Après 120 ans de présence, en juillet 1962, les légionnaires s’apprêtaient à quitter Sidi-Bel-Abbès à jamais. Avec une noble et martiale attitude qui les caractérise, ils tournaient à jamais le dos à leur terre de prédilection l’Algérie, sans un regard en arrière, les yeux fixés devant eux en chantant et en immortalisant la chanson d’Edith Piaf: “Non, rien de rien, je ne regrette rien!...”

 

Après l’octroi de l’indépendance, il y avait le défilé de la victoire des troupes que le FNL avait pu rameuter dans les environs. Ce jour là, les grilles du quartier Viénot étaient fermées, la sentinelle se tenait à l’intérieur, tous les légionnaires travaillaient.

Des heures et des heures, étaient passées et repassées les représentants du FLN devant les grilles en espérant que les légionnaires auraient assisté à cette démonstration de force.

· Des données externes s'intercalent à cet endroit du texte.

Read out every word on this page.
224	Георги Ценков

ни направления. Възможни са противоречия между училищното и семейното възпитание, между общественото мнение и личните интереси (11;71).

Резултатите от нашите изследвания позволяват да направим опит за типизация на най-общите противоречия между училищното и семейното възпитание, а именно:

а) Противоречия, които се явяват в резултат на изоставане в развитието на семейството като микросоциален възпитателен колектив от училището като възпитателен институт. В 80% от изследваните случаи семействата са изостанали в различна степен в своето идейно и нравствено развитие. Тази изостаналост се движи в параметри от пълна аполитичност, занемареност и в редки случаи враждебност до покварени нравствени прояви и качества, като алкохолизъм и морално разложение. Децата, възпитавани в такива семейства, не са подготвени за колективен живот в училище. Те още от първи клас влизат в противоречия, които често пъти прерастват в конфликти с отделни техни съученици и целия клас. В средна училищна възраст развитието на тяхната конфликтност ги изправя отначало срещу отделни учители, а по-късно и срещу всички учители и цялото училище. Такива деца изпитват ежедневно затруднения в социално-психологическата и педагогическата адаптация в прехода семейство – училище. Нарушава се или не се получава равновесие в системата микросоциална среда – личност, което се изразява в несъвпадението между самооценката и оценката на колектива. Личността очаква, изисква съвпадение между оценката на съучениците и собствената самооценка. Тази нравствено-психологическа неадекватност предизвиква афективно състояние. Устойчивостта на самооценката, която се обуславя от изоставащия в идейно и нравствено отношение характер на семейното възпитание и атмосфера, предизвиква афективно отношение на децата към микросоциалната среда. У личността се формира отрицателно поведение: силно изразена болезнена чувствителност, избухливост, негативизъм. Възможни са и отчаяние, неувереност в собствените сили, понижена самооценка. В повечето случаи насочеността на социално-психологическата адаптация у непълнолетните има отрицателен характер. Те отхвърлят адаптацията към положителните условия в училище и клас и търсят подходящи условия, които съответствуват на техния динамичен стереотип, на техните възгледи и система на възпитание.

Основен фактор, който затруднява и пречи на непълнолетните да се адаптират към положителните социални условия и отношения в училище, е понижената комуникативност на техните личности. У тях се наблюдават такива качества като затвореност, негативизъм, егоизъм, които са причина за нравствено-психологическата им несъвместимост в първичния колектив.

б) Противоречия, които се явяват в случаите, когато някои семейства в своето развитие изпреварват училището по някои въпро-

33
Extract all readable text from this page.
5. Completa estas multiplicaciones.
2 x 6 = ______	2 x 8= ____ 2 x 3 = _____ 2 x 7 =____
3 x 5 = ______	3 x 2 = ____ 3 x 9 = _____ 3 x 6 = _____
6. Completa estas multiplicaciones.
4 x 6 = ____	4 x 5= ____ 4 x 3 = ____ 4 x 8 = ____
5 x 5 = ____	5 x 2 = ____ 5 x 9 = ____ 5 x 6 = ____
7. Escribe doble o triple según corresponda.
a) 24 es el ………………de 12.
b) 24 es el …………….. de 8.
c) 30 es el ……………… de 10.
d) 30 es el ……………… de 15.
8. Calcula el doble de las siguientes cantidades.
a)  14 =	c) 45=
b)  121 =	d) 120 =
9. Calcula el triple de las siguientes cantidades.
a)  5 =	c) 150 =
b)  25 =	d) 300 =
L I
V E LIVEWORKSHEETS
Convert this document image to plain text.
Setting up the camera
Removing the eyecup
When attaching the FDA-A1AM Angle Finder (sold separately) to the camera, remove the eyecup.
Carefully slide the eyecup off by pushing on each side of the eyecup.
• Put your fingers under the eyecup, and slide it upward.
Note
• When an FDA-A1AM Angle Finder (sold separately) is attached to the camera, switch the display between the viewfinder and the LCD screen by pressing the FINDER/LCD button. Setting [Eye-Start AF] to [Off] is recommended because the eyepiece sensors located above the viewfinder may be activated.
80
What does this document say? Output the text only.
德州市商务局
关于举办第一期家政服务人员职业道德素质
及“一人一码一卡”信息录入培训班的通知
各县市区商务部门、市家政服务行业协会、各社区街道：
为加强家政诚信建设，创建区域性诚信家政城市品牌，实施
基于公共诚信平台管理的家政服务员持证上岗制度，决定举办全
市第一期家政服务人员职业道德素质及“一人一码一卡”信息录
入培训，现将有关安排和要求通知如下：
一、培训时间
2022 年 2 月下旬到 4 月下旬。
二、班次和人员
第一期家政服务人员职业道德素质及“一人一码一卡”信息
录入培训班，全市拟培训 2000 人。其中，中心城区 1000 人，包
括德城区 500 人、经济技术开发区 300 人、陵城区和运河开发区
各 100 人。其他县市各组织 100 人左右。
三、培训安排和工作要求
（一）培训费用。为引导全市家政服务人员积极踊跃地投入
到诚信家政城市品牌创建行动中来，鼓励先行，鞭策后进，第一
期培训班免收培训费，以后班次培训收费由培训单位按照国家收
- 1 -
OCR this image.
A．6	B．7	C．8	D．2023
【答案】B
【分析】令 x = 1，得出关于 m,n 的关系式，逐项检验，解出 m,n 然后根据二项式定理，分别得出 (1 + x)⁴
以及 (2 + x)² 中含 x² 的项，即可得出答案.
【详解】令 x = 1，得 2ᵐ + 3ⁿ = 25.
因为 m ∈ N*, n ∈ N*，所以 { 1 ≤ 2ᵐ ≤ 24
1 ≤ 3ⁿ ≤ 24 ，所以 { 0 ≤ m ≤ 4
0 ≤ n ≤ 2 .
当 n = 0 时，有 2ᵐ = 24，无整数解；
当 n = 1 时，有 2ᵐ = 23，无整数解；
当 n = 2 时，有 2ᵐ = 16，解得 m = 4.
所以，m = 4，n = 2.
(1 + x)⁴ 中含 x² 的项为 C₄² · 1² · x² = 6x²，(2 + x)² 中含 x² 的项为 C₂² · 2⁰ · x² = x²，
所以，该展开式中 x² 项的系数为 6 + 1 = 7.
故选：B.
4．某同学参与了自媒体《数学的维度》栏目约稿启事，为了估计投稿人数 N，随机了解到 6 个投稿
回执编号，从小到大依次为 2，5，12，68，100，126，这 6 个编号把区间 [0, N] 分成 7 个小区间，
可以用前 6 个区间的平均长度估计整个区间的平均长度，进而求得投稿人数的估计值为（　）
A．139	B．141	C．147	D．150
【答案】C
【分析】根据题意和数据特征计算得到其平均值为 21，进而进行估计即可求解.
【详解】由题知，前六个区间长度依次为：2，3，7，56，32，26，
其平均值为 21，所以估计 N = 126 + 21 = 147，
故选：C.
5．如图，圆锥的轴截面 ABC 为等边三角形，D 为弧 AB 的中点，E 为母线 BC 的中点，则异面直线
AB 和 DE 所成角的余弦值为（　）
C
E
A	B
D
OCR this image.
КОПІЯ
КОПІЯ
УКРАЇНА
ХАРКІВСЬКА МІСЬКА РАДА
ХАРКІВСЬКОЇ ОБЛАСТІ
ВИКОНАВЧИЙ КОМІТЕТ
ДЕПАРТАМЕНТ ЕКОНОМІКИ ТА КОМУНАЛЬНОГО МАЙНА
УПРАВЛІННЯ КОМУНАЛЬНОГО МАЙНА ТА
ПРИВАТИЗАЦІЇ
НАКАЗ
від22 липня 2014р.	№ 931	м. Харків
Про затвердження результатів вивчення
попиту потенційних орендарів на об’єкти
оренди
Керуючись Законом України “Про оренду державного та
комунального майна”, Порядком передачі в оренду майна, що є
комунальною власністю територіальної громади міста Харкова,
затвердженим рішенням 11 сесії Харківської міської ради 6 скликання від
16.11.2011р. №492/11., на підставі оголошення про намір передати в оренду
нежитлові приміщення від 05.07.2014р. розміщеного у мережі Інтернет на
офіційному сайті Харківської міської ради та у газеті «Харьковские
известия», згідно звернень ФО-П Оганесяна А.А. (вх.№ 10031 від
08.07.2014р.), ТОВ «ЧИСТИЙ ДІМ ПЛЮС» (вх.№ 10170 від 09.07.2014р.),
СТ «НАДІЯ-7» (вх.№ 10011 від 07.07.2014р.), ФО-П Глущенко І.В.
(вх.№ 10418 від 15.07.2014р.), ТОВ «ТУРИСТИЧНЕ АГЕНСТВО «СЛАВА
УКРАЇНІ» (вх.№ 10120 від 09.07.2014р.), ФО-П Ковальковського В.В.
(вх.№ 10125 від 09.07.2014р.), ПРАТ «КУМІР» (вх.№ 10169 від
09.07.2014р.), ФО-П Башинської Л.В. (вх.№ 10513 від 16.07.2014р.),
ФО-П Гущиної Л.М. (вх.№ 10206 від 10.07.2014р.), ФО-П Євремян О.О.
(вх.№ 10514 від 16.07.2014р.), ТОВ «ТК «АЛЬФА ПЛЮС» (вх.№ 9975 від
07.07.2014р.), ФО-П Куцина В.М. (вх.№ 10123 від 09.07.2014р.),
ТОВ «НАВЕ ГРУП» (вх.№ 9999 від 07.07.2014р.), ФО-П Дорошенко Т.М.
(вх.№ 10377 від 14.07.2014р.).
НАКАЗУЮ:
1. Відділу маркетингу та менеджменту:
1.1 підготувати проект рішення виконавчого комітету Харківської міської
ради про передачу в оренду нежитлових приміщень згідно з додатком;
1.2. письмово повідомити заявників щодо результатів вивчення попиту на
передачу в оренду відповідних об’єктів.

Le 24 octobre 1962, les sept cents derniers légionnaires du 1er Etranger ont fait leurs adieux au quartier Viénot.

Au musée, était accroché un grand drapeau pris aux pavillons noirs à Tuyen Quang en 1885 en Indochine. Ce trophée de guerre, le donateur, le capitaine de Borelli, auteur du poème: “A mes hommes qui sont morts” avait spécifié: “ce trophée ne devra jamais quitter Bel-Abbés, si la Légion part, il faudra le brûler ! “

La Légion garde pour elle ses sentiments, elle s’interdit de juger, d’apprécier… les nécessités politiques. Le destin offrait une cérémonie, une étrange liturgie: l’incinération d’un drapeau chinois.

Ainsi ce soir là, sept cents hommes immobiles regardaient brûler une petit tas de soie, dans un silence absolu. Quand la dernière lueur s’éteignit, sept cents torches s’allumèrent… L’instant était solennel et surgissait du passé.